Sol is the flagship. It's built for tasks that take serious thinking: complex research, writing long reports, coding projects, and multi-step problems where the AI has to plan ahead. If you've heard the phrase "deep reasoning," this is the model that does that. There's even a stronger version called Sol Ultra for the most demanding work. Most everyday users won't need this one for routine tasks.
Terra is the middle option. OpenAI describes it as balanced — roughly as capable as what ChatGPT used for last year, but at half the running cost. The most important thing for regular users: Terra is now the default model for Free and Go accounts. That means if you use ChatGPT without paying, you're getting a better AI starting today, automatically, with no action required on your part.
Luna is the smallest and fastest of the three. It replies almost instantly and costs the least to run. It's well suited for simple questions, quick lookups, and back-and-forth chat where speed matters more than depth.
If you're on a paid plan (Plus, Pro, Business, or Enterprise), you get to choose. A model picker in the chat interface lets you switch between Sol, Terra, and Luna, and you can also adjust how much thinking time the model takes. A setting called "max reasoning effort" lets Sol go deeper on hard problems — useful when you want thorough answers and don't mind waiting a few extra seconds. Want a plain-English explanation of what these three models mean in practice? Read our guide on ChatGPT Sol, Terra, and Luna explained.
OpenAI also replaced the old Advanced Voice Mode with something called GPT-Live-1. The biggest practical difference is that it works like a real phone call: you and the AI can speak at the same time, and it handles interruptions naturally instead of waiting for you to finish. There's also built-in live translation — it can interpret between languages in real time as you speak, which opens up some genuinely useful possibilities for travel or calling a family member who speaks a different language. Free accounts get the smaller GPT-Live-1 mini; paid accounts get the full version. Read more in our guide to ChatGPT voice mode.

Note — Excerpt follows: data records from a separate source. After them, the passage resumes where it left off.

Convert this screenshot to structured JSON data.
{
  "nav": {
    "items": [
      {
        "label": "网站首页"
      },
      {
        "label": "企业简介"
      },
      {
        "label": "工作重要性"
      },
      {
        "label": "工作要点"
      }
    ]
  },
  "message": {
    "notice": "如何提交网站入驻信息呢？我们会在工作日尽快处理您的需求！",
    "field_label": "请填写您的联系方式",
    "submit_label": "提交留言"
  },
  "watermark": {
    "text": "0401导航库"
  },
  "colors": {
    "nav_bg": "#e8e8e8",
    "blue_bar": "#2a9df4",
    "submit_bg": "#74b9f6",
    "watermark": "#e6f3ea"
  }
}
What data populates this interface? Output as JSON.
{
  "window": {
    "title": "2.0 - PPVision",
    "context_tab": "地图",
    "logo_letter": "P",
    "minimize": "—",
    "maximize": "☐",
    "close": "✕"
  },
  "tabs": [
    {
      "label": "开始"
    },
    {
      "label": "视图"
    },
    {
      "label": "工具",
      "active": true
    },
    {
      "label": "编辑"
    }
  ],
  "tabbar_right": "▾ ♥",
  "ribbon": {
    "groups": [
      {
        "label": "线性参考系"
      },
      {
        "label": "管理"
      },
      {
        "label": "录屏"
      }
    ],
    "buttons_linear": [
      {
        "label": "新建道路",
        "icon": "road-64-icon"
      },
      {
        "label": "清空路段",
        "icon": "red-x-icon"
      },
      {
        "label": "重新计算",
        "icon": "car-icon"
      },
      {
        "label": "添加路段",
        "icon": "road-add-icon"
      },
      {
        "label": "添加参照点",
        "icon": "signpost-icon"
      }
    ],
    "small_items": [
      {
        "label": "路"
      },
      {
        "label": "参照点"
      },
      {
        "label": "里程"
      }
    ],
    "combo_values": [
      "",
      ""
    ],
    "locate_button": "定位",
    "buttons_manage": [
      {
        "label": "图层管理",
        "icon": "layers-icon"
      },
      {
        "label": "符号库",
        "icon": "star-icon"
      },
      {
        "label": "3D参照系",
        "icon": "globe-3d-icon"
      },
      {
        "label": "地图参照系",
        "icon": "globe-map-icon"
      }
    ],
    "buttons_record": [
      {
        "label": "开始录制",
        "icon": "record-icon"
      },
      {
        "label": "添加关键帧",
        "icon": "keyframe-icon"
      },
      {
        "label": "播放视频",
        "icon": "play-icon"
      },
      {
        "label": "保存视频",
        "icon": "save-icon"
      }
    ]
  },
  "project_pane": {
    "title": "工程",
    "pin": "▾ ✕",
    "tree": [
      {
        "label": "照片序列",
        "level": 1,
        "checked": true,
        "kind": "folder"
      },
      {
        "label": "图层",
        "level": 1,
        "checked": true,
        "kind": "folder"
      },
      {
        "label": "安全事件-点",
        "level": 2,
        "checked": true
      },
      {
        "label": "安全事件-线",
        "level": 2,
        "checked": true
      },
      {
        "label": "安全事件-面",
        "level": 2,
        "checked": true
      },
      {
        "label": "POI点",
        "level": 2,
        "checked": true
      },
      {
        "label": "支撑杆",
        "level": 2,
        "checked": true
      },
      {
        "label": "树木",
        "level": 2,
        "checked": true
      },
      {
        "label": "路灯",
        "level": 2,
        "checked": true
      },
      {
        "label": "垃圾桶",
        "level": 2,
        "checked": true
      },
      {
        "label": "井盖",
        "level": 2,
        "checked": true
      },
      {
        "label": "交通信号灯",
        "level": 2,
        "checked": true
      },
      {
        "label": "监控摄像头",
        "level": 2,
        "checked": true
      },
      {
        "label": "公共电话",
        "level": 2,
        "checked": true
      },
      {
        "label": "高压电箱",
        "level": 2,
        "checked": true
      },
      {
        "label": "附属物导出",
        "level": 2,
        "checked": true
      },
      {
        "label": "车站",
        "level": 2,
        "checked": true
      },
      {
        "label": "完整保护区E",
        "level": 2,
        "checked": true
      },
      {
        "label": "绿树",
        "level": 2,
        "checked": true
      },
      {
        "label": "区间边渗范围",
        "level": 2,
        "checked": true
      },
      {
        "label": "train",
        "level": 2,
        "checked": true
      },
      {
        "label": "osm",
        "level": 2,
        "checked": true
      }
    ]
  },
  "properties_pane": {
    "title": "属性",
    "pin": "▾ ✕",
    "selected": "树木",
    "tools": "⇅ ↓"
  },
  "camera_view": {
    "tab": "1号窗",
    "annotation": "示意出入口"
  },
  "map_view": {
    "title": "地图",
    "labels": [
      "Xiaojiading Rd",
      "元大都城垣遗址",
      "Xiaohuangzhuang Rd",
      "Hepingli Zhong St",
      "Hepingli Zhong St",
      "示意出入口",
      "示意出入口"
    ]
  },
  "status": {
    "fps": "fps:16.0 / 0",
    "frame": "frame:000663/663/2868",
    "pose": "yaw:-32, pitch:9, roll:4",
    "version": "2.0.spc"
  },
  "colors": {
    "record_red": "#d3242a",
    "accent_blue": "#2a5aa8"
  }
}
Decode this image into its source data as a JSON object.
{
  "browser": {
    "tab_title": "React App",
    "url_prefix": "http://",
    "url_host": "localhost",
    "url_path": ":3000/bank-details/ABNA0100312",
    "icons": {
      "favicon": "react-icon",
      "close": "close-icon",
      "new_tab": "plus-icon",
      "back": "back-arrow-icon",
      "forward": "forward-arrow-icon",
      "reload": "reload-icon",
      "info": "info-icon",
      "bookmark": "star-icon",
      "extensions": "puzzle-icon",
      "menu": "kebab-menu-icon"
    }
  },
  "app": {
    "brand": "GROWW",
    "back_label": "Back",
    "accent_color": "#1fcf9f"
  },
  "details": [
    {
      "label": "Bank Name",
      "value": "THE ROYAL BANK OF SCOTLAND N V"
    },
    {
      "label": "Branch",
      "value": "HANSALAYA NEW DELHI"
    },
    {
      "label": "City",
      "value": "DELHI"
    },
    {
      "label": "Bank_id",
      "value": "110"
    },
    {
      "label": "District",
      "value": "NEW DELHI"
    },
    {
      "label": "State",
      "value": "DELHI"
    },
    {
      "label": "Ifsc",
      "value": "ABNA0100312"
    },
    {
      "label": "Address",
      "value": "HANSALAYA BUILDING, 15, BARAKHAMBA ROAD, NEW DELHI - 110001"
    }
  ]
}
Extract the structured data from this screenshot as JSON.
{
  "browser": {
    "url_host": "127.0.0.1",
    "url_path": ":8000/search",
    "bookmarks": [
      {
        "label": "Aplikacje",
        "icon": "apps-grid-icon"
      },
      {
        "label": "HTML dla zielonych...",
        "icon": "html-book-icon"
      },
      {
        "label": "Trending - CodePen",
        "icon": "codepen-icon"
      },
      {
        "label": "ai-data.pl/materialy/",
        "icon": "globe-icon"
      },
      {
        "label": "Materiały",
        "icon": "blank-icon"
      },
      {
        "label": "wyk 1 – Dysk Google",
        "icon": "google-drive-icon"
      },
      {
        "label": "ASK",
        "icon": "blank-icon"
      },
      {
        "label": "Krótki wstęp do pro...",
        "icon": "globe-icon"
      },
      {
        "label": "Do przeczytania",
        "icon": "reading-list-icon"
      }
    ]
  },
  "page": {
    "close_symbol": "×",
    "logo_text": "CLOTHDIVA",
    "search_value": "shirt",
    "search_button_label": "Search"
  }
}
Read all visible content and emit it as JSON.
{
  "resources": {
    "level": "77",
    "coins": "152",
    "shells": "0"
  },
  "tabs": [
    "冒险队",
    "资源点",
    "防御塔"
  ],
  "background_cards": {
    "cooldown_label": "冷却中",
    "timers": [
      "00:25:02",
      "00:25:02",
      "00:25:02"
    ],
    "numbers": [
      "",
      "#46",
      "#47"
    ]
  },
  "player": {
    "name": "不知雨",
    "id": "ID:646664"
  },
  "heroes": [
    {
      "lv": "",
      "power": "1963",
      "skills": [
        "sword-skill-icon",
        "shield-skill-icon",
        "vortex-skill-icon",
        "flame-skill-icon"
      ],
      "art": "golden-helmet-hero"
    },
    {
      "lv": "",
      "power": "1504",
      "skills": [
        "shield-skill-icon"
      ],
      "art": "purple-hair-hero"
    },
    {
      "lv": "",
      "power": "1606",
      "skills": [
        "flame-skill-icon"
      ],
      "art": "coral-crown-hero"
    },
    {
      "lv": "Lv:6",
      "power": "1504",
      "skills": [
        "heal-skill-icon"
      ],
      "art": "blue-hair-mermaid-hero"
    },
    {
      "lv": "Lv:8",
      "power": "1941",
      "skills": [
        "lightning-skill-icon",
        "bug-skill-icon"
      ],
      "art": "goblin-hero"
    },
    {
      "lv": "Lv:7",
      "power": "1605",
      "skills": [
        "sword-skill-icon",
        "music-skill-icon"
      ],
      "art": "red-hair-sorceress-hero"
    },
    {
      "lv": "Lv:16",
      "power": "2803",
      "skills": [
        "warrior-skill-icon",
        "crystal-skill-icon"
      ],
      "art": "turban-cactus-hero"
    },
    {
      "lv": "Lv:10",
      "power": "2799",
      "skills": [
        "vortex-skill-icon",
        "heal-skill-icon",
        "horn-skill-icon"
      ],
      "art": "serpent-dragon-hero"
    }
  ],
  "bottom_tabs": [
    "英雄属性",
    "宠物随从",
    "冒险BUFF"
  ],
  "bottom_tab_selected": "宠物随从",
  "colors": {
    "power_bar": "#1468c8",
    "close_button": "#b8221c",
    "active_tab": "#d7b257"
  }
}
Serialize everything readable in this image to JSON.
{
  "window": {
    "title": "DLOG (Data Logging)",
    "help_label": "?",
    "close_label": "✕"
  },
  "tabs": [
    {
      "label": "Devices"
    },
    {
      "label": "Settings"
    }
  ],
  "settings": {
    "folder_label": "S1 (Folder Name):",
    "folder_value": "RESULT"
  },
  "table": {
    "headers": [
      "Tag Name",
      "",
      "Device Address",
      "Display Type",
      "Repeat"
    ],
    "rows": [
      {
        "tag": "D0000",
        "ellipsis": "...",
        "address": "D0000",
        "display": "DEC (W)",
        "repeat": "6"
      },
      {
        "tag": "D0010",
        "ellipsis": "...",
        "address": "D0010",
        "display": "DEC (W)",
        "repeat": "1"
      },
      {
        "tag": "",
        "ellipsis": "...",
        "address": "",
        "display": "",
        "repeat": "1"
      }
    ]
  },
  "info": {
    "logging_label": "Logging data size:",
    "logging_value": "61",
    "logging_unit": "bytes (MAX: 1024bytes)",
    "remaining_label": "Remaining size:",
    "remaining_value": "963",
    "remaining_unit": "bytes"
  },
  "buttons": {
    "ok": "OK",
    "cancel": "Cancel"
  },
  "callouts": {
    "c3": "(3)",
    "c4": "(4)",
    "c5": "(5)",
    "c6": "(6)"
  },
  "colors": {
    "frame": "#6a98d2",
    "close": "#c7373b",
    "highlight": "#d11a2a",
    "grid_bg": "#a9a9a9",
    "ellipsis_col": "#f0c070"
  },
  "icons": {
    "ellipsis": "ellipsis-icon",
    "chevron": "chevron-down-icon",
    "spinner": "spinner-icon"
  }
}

The one thing you need to do right now: be careful about fake "upgrade" links. Every time OpenAI makes a big announcement, scammers flood social media with posts and ads that say things like "Download GPT-5.6 now — limited time!" or "Upgrade your ChatGPT to Sol here." These links lead to fake websites that either charge you money for something that's free, steal your login details, or install software you don't want on your device.
The real update happens automatically inside the official ChatGPT app and at chatgpt.com. You do not need to download anything new. You do not need to pay anyone outside of OpenAI's own website to access the new models. If a link or post is telling you otherwise, it's a scam. Our guide on how to spot fake AI apps walks you through the warning signs.
The short version: if you use ChatGPT for free, it got better today without you lifting a finger. If you pay for it, you now have more control over which model handles your requests. And the voice feature works more like a real conversation. Everything else stays the same — same app, same login, same website.